Result at -dbcache=450 with all indexes on: UTXO cache grows from ~76 MiB → ~386 MiB. At -dbcache=1000 it reaches 867 MiB; at -dbcache=2000 it's ~1.7 GiB. Verified zero flush stalls in a 10k-block IBD window vs one 8-second stall every ~4k blocks previously.

3. Implement BIP 152 low-bandwidth mode (peer-initiated compact blocks)

#266 shipped high-bandwidth compact block relay (unsolicited cmpctblock to up to three peers). This adds low-bandwidth mode: lets a peer request a compact block on demand via getdata, saving bandwidth for edge peers (light clients, metered connections) that haven't opted into high-bandwidth announcements.

  • Adds MSG_CMPCT_BLOCK as a new inv type (value 11, not BIP 152's canonical 4 because type 4 is "spork" on the Flux network)
  • ProcessGetData responds to MSG_CMPCT_BLOCK requests with a cmpctblock message when the block is within depth
  • IsFluxnodeType() tightened to an explicit [4, 10] range so the new type isn't misrouted

Old fluxd peers that don't know type 11 treat it as unknown and silently ignore — no misbehavior, safe to deploy without coordination.

4. Early-return CheckForExpired/UndoExpiredStartTx when tracker is empty

Both functions are called on every ConnectBlock / DisconnectBlock. For most of chain history the relevant trackers are empty, so the iterate-and-conditionally-copy loops do no work but still pay for the cs_main-adjacent lock acquisition. The emptiness check runs under the lock so it races correctly with concurrent modifications.

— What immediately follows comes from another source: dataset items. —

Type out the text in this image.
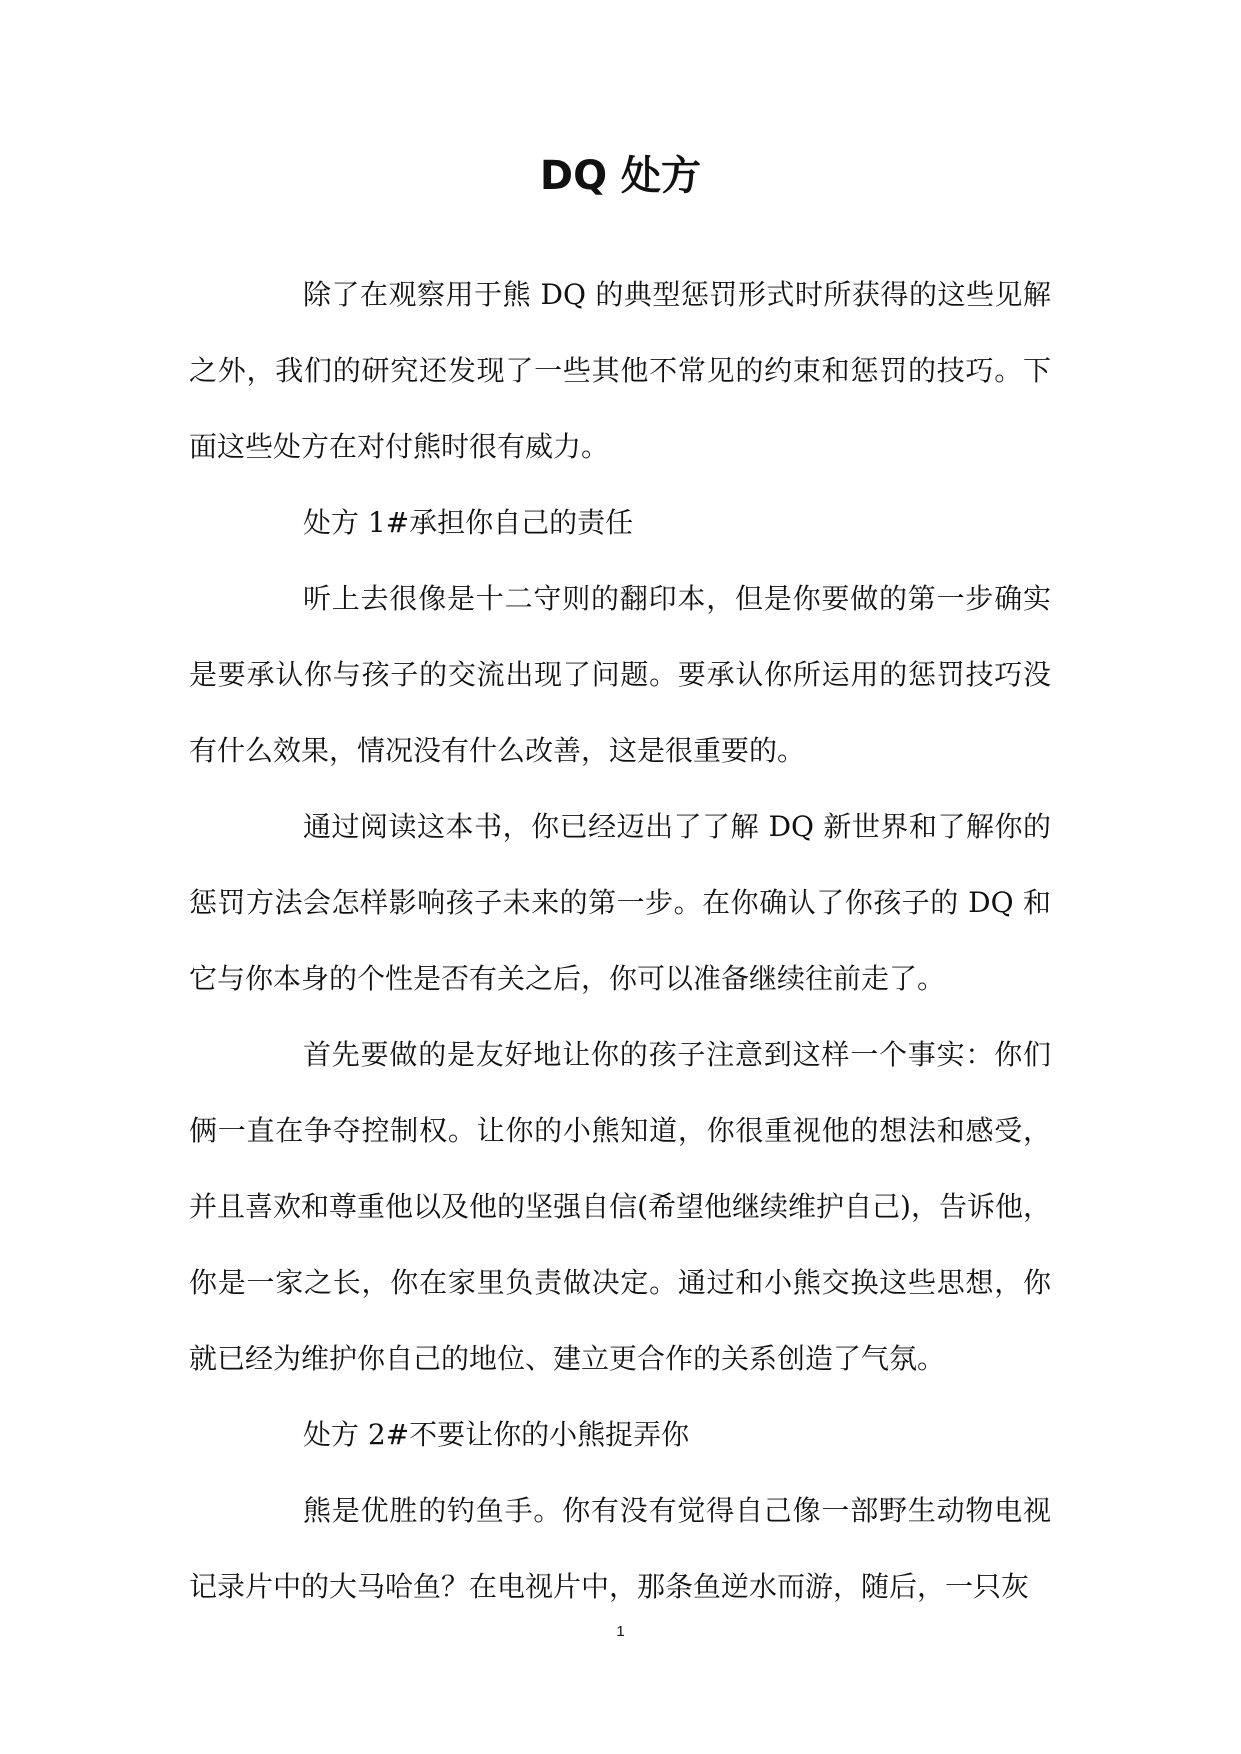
DQ 处方

除了在观察用于熊 DQ 的典型惩罚形式时所获得的这些见解之外，我们的研究还发现了一些其他不常见的约束和惩罚的技巧。下面这些处方在对付熊时很有威力。

处方 1#承担你自己的责任

听上去很像是十二守则的翻印本，但是你要做的第一步确实是要承认你与孩子的交流出现了问题。要承认你所运用的惩罚技巧没有什么效果，情况没有什么改善，这是很重要的。

通过阅读这本书，你已经迈出了了解 DQ 新世界和了解你的惩罚方法会怎样影响孩子未来的第一步。在你确认了你孩子的 DQ 和它与你本身的个性是否有关之后，你可以准备继续往前走了。

首先要做的是友好地让你的孩子注意到这样一个事实：你们俩一直在争夺控制权。让你的小熊知道，你很重视他的想法和感受，并且喜欢和尊重他以及他的坚强自信(希望他继续维护自己)，告诉他，你是一家之长，你在家里负责做决定。通过和小熊交换这些思想，你就已经为维护你自己的地位、建立更合作的关系创造了气氛。

处方 2#不要让你的小熊捉弄你

熊是优胜的钓鱼手。你有没有觉得自己像一部野生动物电视记录片中的大马哈鱼？在电视片中，那条鱼逆水而游，随后，一只灰

1
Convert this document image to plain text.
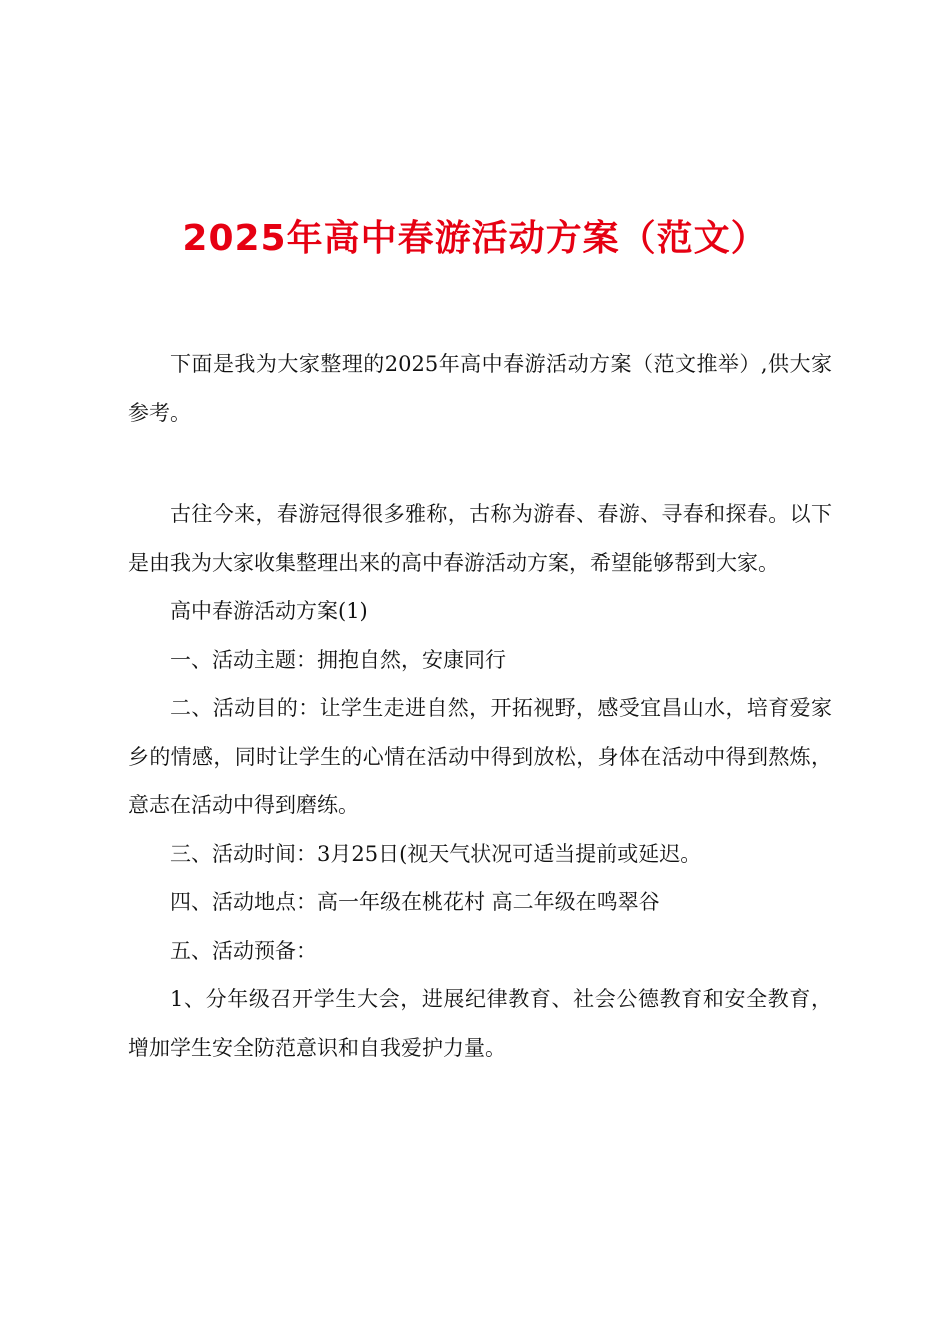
2025年高中春游活动方案（范文）

下面是我为大家整理的2025年高中春游活动方案（范文推举）,供大家参考。

古往今来，春游冠得很多雅称，古称为游春、春游、寻春和探春。以下是由我为大家收集整理出来的高中春游活动方案，希望能够帮到大家。

高中春游活动方案(1)

一、活动主题：拥抱自然，安康同行

二、活动目的：让学生走进自然，开拓视野，感受宜昌山水，培育爱家乡的情感，同时让学生的心情在活动中得到放松，身体在活动中得到熬炼，意志在活动中得到磨练。

三、活动时间：3月25日(视天气状况可适当提前或延迟。

四、活动地点：高一年级在桃花村 高二年级在鸣翠谷

五、活动预备：

1、分年级召开学生大会，进展纪律教育、社会公德教育和安全教育，增加学生安全防范意识和自我爱护力量。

5. Cap debug.log size and enforce it at runtime

Previously ShrinkDebugFile() only ran at startup and only when -debug was not set (-shrinkdebugfile default was !fDebug). With debug=1 the log could grow without bound.

  • -maxdebugfilesize upper cap is now 10 GiB when -debug is enabled and 2 GiB otherwise. The 500 MB default is unchanged.
  • -shrinkdebugfile default flipped to true so the cap is enforced even when debug logging is on.
  • ShrinkDebugFile() made safe to call at runtime via temp-file + atomic rename + fReopenDebugLog.
  • Scheduled every 5 minutes via the existing CScheduler.

6. Harden BIP 152 compact block handling

Two fixes identified by an audit against Bitcoin Core's implementation:

a. Clean up per-peer compact-block in-flight state on disconnect. FinalizeNode previously iterated mapPartialBlocks but did nothing (a TODO comment acknowledged the gap). Peer-keyed cleanup is actually available via listCompactBlocksInFlight. Walk it, drop entries for the disconnecting peer, and drop the corresponding mapPartialBlocks / mapPartialBlocksTime entries only when no other peer is still working on the same block. Prevents a slow memory leak when peers churn mid-reconstruction.

b. Unify the compact-block depth constant as MAX_CMPCTBLOCK_DEPTH, shared by the cmpctblock reception check and the new low-bandwidth MSG_CMPCT_BLOCK getdata response. Value is 100, sized to roughly Bitcoin Core's ~50-minute wall-clock window at fluxd's 30-second PON block spacing (Bitcoin uses 5 at 10-minute blocks). The prior reception value of 10 covered only ~5 minutes on PON — too narrow for typical mempool turnover.

Config / operator impact

  • No config changes required.
  • Users keeping the default -dbcache=450 will see their in-memory UTXO cache jump from ~76 MiB → ~386 MiB on restart.
  • BIP 152 changes are backwards-compatible — old peers silently ignore the new inv type.

Test plan

  • Full build under GCC 13.3 — clean
  • Localhost IBD against a known-good peer: height 141k → 272k over several minutes, no crashes, no flush stalls, cache behavior matches expected split
  • Mainnet dry-run on a test node for longer-term stability
  • Stress test: high peer churn to validate the in-flight cleanup path

Related

  • Builds on Write to disk on next block after tip disconnected #244 (write-after-disconnect flush) which is already on master.
  • Extends Compact Headers & Compact Blocks - BIP 152 Implementation #266 (BIP 152 high-bandwidth mode) with the low-bandwidth + hardening follow-ups.
  • Noted follow-ups not in this PR:
    • Pre-validation HB announcement timing (bigger restructure of announce vs ConnectBlock ordering)
    • Client-side MSG_CMPCT_BLOCK request path when peers advertise LB mode
    • Periodic pblocktree compaction (separate change — the block index LevelDB bloats to ~14 GiB without manual compaction during heavy IBD)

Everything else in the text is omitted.